Stir-fries are great because of how easy it is to make them balanced meals. Protein and vegetables join forces in the skillet or wok to become a one-pan dinner that needs nothing but rice to round things out. This version is spicy and fragrant, thanks to a healthy dose of Asian chili-garlic sauce and grated fresh ginger.
For the sauce:
3 tablespoons tamari or soy sauce
1 tablespoon grated or minced fresh ginger
1 tablespoon sambal oelek or Asian chili-garlic sauce
2 teaspoons toasted (Asian) sesame oil
For the stir-fry and serving:
1 lb. zucchini (about 3 medium)
2 tablespoons canola or vegetable oil, divided
1 lb. ground pork*
Freshly ground black pepper
¼ cup thinly sliced scallions
Cooked white or brown rice, for serving
1. Make the sauce: Stir all the ingredients together in a small bowl and set aside.
2. Make the stir-fry: Cut each zucchini in half lengthwise, then slice each half crosswise into 1/2-inch-thick half-moons.
3. Heat a flat-bottomed wok or large frying pan over medium-high heat until a drop of water vaporizes immediately on contact. Drizzle 1 tablespoon of the oil around the pan, add the pork, and season with salt and pepper. Let cook undisturbed for 30 seconds, then break the pork into small, bite-sized pieces and continue stir-frying until it’s cooked through and golden-brown, about 5 minutes. Transfer the pork to a paper towel-lined plated and drain the pan of excess fat.
4. Drizzle the remaining 1 tablespoon of oil in the pan, add the zucchini, and spread out into one even layer. Let cook undisturbed for 30 seconds. Stir-fry the zucchini until browned and just tender, about 5 minutes more.

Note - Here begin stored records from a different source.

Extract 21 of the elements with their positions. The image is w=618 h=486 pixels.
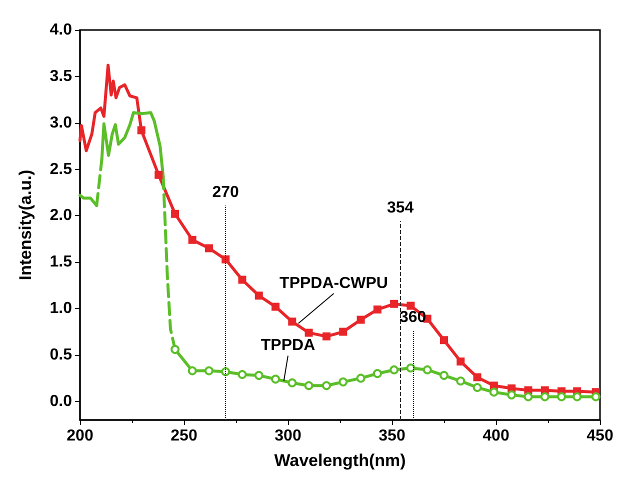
y-tick-label: 0.5 xyxy=(50,346,72,364)
x-tick-label: 200 xyxy=(66,428,94,444)
x-tick-label: 300 xyxy=(274,428,302,444)
y-tick-label: 0.0 xyxy=(50,392,72,410)
series-label: TPPDA-CWPU xyxy=(280,275,388,292)
y-tick-label: 4.0 xyxy=(50,22,72,38)
y-axis-title: Intensity(a.u.) xyxy=(16,170,35,280)
x-tick-label: 250 xyxy=(170,428,198,444)
ref-line-label: 354 xyxy=(386,200,414,217)
ref-line-label: 270 xyxy=(212,184,240,201)
y-tick-label: 3.5 xyxy=(50,68,72,85)
y-tick-label: 1.5 xyxy=(50,254,72,271)
x-tick-label: 350 xyxy=(378,428,406,444)
y-tick-label: 2.0 xyxy=(50,207,72,224)
y-tick-label: 2.5 xyxy=(50,160,72,178)
series-label: TPPDA xyxy=(260,337,316,354)
x-axis-title: Wavelength(nm) xyxy=(274,451,406,470)
y-tick-label: 3.0 xyxy=(50,114,72,132)
x-tick-label: 450 xyxy=(586,428,614,444)
y-tick-label: 1.0 xyxy=(50,300,72,318)
x-tick-label: 400 xyxy=(482,428,510,444)
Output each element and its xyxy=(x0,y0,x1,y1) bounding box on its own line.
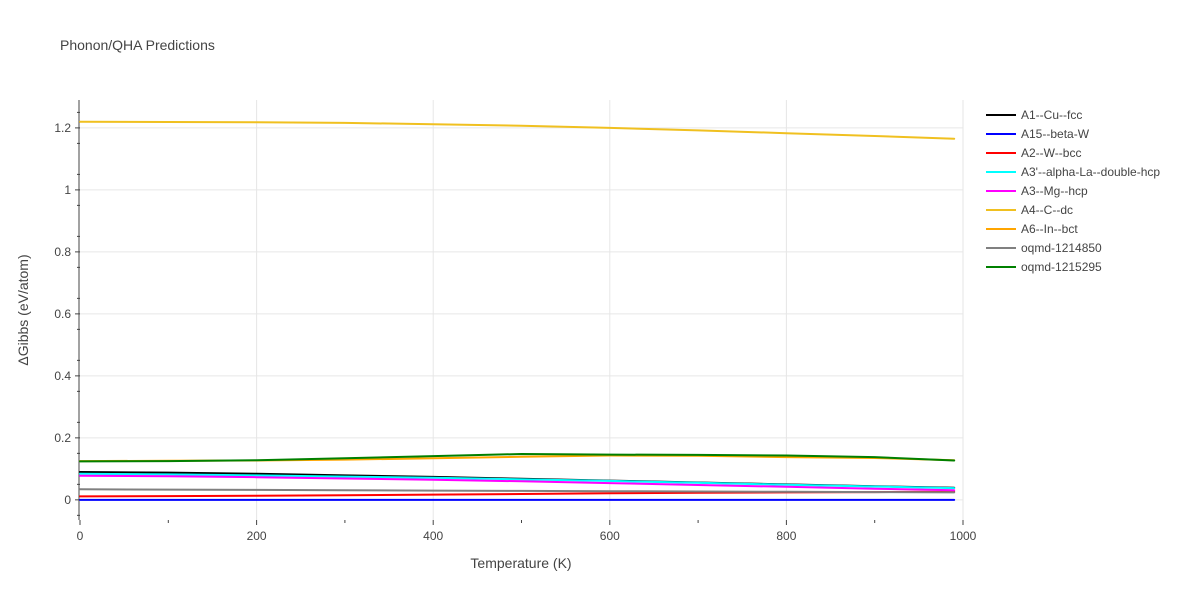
y-tick-labels: 0 0.2 0.4 0.6 0.8 1 1.2 xyxy=(54,121,71,507)
x-tick-label: 200 xyxy=(247,529,267,543)
chart-title: Phonon/QHA Predictions xyxy=(60,37,215,53)
legend-label: A6--In--bct xyxy=(1021,222,1078,236)
legend-label: A3'--alpha-La--double-hcp xyxy=(1021,165,1160,179)
x-tick-label: 0 xyxy=(77,529,84,543)
x-tick-label: 1000 xyxy=(950,529,977,543)
legend-item[interactable]: oqmd-1215295 xyxy=(986,260,1102,274)
legend-item[interactable]: A3--Mg--hcp xyxy=(986,184,1088,198)
y-tick-label: 1.2 xyxy=(54,121,71,135)
legend-item[interactable]: A4--C--dc xyxy=(986,203,1073,217)
legend-label: A15--beta-W xyxy=(1021,127,1090,141)
legend-label: oqmd-1214850 xyxy=(1021,241,1102,255)
legend-label: A3--Mg--hcp xyxy=(1021,184,1088,198)
series-line-oqmd-1214850[interactable] xyxy=(79,488,956,494)
series-line-a3-mg-hcp[interactable] xyxy=(79,474,956,492)
legend-item[interactable]: A15--beta-W xyxy=(986,127,1090,141)
legend-item[interactable]: A6--In--bct xyxy=(986,222,1078,236)
y-tick-label: 0 xyxy=(64,493,71,507)
series-line-a4-c-dc[interactable] xyxy=(79,120,956,140)
y-tick-label: 0.8 xyxy=(54,245,71,259)
y-tick-label: 0.4 xyxy=(54,369,71,383)
x-tick-labels: 0 200 400 600 800 1000 xyxy=(77,529,977,543)
series-lines xyxy=(79,120,956,501)
legend-label: oqmd-1215295 xyxy=(1021,260,1102,274)
legend-item[interactable]: A2--W--bcc xyxy=(986,146,1081,160)
series-line-oqmd-1215295[interactable] xyxy=(79,453,956,463)
y-tick-label: 0.6 xyxy=(54,307,71,321)
x-tick-label: 600 xyxy=(600,529,620,543)
legend-label: A2--W--bcc xyxy=(1021,146,1081,160)
axes xyxy=(75,100,964,525)
legend-item[interactable]: oqmd-1214850 xyxy=(986,241,1102,255)
legend-item[interactable]: A3'--alpha-La--double-hcp xyxy=(986,165,1160,179)
legend-label: A4--C--dc xyxy=(1021,203,1073,217)
x-tick-label: 400 xyxy=(423,529,443,543)
y-tick-label: 1 xyxy=(64,183,71,197)
series-line-a3-alpha-la-double-hcp[interactable] xyxy=(79,472,956,490)
legend-label: A1--Cu--fcc xyxy=(1021,108,1082,122)
y-tick-label: 0.2 xyxy=(54,431,71,445)
y-axis-title: ΔGibbs (eV/atom) xyxy=(15,254,31,365)
x-tick-label: 800 xyxy=(776,529,796,543)
legend-item[interactable]: A1--Cu--fcc xyxy=(986,108,1082,122)
legend: A1--Cu--fcc A15--beta-W A2--W--bcc A3'--alp… xyxy=(986,108,1160,274)
x-axis-title: Temperature (K) xyxy=(470,555,571,571)
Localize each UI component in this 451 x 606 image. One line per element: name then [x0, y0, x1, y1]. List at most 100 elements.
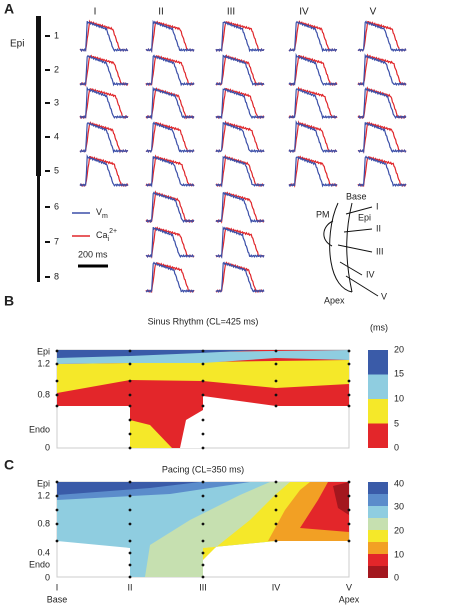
vm-trace: [79, 153, 129, 188]
sample-dot: [128, 575, 132, 579]
sample-dot: [55, 349, 59, 353]
diagram-label: PM: [316, 209, 330, 219]
vm-trace: [145, 156, 195, 188]
sample-dot: [274, 522, 278, 526]
diagram-label: Base: [346, 191, 367, 201]
y-label: 0.4: [37, 547, 50, 557]
vm-trace: [145, 86, 195, 121]
sample-dot: [201, 539, 205, 543]
column-label: V: [370, 7, 377, 18]
row-label: 1: [54, 30, 59, 40]
ca-trace: [357, 21, 407, 52]
column-label: II: [158, 7, 164, 18]
vm-trace: [215, 21, 265, 53]
sample-dot: [55, 480, 59, 484]
colorbar-label: 0: [394, 572, 399, 582]
sample-dot: [347, 539, 351, 543]
depth-bar: [37, 176, 40, 282]
sample-dot: [128, 539, 132, 543]
sample-dot: [128, 551, 132, 555]
sample-dot: [274, 480, 278, 484]
sample-dot: [201, 563, 205, 567]
y-label: 0.8: [37, 389, 50, 399]
diagram-site: I: [376, 201, 379, 211]
vm-trace: [288, 20, 338, 53]
colorbar-label: 20: [394, 344, 404, 354]
y-label: Endo: [29, 559, 50, 569]
sample-dot: [347, 362, 351, 366]
sample-dot: [55, 508, 59, 512]
row-label: 2: [54, 64, 59, 74]
depth-bar: [36, 16, 41, 176]
x-label: II: [127, 582, 132, 592]
heart-diagram: [323, 202, 379, 297]
diagram-label: Apex: [324, 295, 345, 305]
sample-dot: [201, 508, 205, 512]
sample-dot: [128, 563, 132, 567]
ca-trace: [288, 55, 338, 86]
sample-dot: [128, 404, 132, 408]
sample-dot: [201, 551, 205, 555]
sample-dot: [201, 379, 205, 383]
sample-dot: [274, 494, 278, 498]
sample-dot: [128, 494, 132, 498]
ca-trace: [215, 20, 265, 52]
vm-trace: [79, 85, 129, 119]
row-label: 6: [54, 201, 59, 211]
vm-trace: [357, 155, 407, 188]
colorbar-label: 0: [394, 442, 399, 452]
vm-trace: [79, 20, 129, 52]
sample-dot: [347, 404, 351, 408]
diagram-site: III: [376, 246, 384, 256]
contour-map: [57, 350, 349, 448]
vm-trace: [215, 226, 265, 259]
sample-dot: [274, 349, 278, 353]
sample-dot: [347, 508, 351, 512]
vm-trace: [215, 122, 265, 153]
row-label: 8: [54, 271, 59, 281]
colorbar-unit: (ms): [370, 322, 388, 332]
ca-trace: [288, 86, 338, 119]
sample-dot: [274, 393, 278, 397]
y-label: Epi: [37, 346, 50, 356]
x-end-label: Apex: [339, 594, 360, 604]
ca-trace: [145, 54, 195, 86]
colorbar: [368, 350, 388, 448]
ca-trace: [215, 54, 265, 87]
column-label: IV: [299, 7, 309, 18]
sample-dot: [201, 349, 205, 353]
sample-dot: [347, 349, 351, 353]
vm-trace: [215, 54, 265, 86]
sample-dot: [55, 362, 59, 366]
sample-dot: [201, 362, 205, 366]
sample-dot: [347, 393, 351, 397]
vm-trace: [145, 226, 195, 259]
map-title: Pacing (CL=350 ms): [162, 464, 244, 474]
vm-trace: [79, 54, 129, 87]
y-label: Epi: [37, 478, 50, 488]
sample-dot: [347, 522, 351, 526]
sample-dot: [347, 480, 351, 484]
sample-dot: [274, 362, 278, 366]
ca-trace: [357, 121, 407, 154]
row-label: 5: [54, 165, 59, 175]
x-end-label: Base: [47, 594, 68, 604]
sample-dot: [128, 480, 132, 484]
column-label: I: [94, 7, 97, 18]
ca-trace: [145, 154, 195, 187]
sample-dot: [201, 393, 205, 397]
vm-trace: [145, 121, 195, 154]
colorbar-label: 40: [394, 478, 404, 488]
y-label: 0: [45, 442, 50, 452]
ca-trace: [288, 155, 338, 188]
map-title: Sinus Rhythm (CL=425 ms): [148, 316, 259, 326]
sample-dot: [201, 404, 205, 408]
diagram-label: Epi: [358, 212, 371, 222]
sample-dot: [274, 539, 278, 543]
sample-dot: [201, 432, 205, 436]
sample-dot: [274, 379, 278, 383]
x-label: III: [199, 582, 207, 592]
sample-dot: [347, 494, 351, 498]
sample-dot: [128, 349, 132, 353]
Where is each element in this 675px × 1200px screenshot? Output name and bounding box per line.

5. Return the pork to the skillet, add the sauce, and stir-fry until the sauce is well-incorporated and the zucchini begins to look glossy, about 30 seconds more. Garnish with the scallions and serve over rice.
Make ahead: The sauce can be made 1 day in advance and stored in a covered container in the refrigerator. Let the sauce sit at room temperature while preparing the stir-fry, and stir before adding to the pan.
Storage: Leftovers can be stored in an airtight container in the refrigerator for up to 3 days.
* I made this using Target Brand Boneless Sirloin Diced Pork that I ground myself. Served with 1 cup of rice per serving.
9 WW Freestyle SmartPoints per serving using Target Bread Boneless Sirloin. If using regular ground pork, 11 Freestyle SmartPoints.